Time doesn’t always move the way we think it does. Sometimes it drifts, quiet and unnoticed, until one day you realize years have slipped by while you were busy living small, ordinary moments.

I was out walking the other night, taking my usual loop around the neighborhood, when a couple came toward me pushing a stroller. Not the upright kind with snack trays and dangling toys, but the kind that holds a car seat, clicked into place so the baby faces the parent. The baby was fast asleep, completely unaware of the world rolling past.

I smiled, and they smiled back. I passed them with the kind of glance you give when you recognize the chapter someone’s in because you’ve lived it too.

Because I used to be them.

Not in some sentimental, metaphorical way. Actually. Literally.

I walked this same loop with a stroller. I walked it with babies who spit out pacifiers and pulled off their tiny socks like offerings to the pavement, who giggled at passing dogs and flailed their little arms at birds in flight. I walked it with toddlers who had more questions than the world had answers. I walked it in flip flops, in boots, in the kind of weather that turns your breath into fog.

And now, next Friday, I’ll pack up my youngest child, no longer small and no longer sleeping in a stroller, and drive her across the state to move her into her university dorm room.

It catches in my chest, how quickly it all passed. As if those years were just one quiet loop around the neighborhood.

Of course, they weren’t. They were school projects, gluten-free birthday cakes, and slime-making marathons. They were camping trips, piano lessons and soccer games, cross country meets and quick stops at Big Foot Java for energy drinks. They were laughter (and sometimes arguments) so loud it rattled the walls, and quiet dinners when no one quite knew what to say. They were a thousand Wednesdays and Thursdays that added up to something holy.

I think we imagine life will be made of grand events, but it rarely is. Most of it is made in small portions. Like manna. Just enough for today. No leftovers, no storing it up for tomorrow. Just this moment, this mile, this meal. Forever is composed of nows, as Dickinson put it. And I think she was right.

And while it’s true that I wish it hadn’t gone by so quickly, I also know I wouldn’t trade any of it. Even the hard parts, even the quiet frustrations and missteps. Because all of it was threaded with grace.

There’s a verse I’ve always loved, tucked away in Ecclesiastes: “God has made everything beautiful in its time.” That word in matters. Not after its time, or looking back on its time, but in it. Which means there was beauty right there in the middle of the mess and motion, even when I couldn’t see it yet.

I see it now.

So no, I didn’t miss it. Not all of it. I held many of those moments close in my heart. I whispered thanks under my breath more often than anyone knew. I tried to walk slowly through the middle, not just race toward the finish line.
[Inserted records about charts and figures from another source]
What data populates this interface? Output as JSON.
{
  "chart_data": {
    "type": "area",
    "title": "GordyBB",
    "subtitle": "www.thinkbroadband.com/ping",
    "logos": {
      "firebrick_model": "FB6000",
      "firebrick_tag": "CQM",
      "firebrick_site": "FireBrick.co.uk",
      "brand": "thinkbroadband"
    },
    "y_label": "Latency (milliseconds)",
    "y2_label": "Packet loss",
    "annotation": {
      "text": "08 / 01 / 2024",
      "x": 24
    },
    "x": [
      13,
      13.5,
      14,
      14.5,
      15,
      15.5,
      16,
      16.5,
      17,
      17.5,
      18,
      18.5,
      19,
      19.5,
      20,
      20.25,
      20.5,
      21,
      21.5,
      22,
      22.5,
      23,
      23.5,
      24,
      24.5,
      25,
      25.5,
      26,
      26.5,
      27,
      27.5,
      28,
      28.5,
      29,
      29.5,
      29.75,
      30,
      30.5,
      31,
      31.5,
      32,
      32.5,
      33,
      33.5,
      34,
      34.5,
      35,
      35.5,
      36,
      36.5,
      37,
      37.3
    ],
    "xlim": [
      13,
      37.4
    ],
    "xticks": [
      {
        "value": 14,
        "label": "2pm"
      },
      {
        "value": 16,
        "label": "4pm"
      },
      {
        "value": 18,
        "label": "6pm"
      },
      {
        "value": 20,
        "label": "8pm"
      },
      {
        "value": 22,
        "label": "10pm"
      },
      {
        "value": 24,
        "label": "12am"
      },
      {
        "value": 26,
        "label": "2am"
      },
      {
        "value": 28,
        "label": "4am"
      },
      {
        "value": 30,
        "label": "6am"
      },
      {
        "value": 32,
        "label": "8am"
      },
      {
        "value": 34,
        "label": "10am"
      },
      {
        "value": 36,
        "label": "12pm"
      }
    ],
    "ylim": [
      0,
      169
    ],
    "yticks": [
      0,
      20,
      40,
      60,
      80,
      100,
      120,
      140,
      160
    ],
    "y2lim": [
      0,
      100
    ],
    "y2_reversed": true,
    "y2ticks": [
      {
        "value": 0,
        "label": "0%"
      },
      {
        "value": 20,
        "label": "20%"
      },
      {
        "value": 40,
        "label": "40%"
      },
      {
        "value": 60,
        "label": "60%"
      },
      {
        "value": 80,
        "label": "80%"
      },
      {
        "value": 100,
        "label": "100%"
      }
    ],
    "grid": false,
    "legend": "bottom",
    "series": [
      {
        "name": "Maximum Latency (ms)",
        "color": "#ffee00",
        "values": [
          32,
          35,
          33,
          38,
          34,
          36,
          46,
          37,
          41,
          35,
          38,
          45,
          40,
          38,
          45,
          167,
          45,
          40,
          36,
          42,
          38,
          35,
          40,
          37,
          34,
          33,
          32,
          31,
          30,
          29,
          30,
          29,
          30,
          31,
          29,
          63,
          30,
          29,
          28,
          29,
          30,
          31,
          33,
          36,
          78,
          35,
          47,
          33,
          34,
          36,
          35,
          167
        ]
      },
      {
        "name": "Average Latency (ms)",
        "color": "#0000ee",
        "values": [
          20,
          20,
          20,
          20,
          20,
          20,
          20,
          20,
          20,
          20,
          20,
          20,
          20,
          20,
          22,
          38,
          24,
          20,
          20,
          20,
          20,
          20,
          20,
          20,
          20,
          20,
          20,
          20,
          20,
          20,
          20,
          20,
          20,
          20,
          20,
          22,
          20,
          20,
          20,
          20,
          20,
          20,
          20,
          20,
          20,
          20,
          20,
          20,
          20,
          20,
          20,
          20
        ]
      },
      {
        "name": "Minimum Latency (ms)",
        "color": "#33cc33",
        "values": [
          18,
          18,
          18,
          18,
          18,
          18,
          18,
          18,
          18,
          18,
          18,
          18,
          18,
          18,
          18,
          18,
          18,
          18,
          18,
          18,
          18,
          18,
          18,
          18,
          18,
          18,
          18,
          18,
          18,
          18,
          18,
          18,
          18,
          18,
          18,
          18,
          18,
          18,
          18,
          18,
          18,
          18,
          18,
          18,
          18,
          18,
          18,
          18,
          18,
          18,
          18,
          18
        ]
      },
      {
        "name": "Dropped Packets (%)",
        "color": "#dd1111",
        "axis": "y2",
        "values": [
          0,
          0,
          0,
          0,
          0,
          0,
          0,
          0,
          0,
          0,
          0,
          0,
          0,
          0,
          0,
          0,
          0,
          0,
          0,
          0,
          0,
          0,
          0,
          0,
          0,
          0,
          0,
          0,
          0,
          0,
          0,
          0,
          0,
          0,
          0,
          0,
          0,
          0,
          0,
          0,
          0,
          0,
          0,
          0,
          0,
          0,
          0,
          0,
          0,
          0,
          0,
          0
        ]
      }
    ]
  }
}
And here I am again, walking. But now the scenery looks different. The stroller has been traded for six extra large zippered moving bags. The baby has grown into a college student with ideas and dreams and an Amazon wish list.

Still, I believe there are more moments to come. A new season full of firsts. Of new kinds of walks and talks and quiet miracles. Maybe even a few that will take place around this same neighborhood loop.

The road to Emmaus comes to mind. That quiet walk where Jesus showed up beside two weary travelers, unrecognized, until their eyes were opened. I think about that sometimes. How He walks with us, unnoticed, through the ordinary. Through neighborhoods and nightfall, through coming and going, through strollers and zippered moving bags alike.

Maybe that’s what I’m learning. Or maybe it’s what I keep learning as I get older. That the sacred is almost always hidden in the slow, unnoticed steps. That the miracle is in the middle.

So I’ll keep walking. One loop at a time.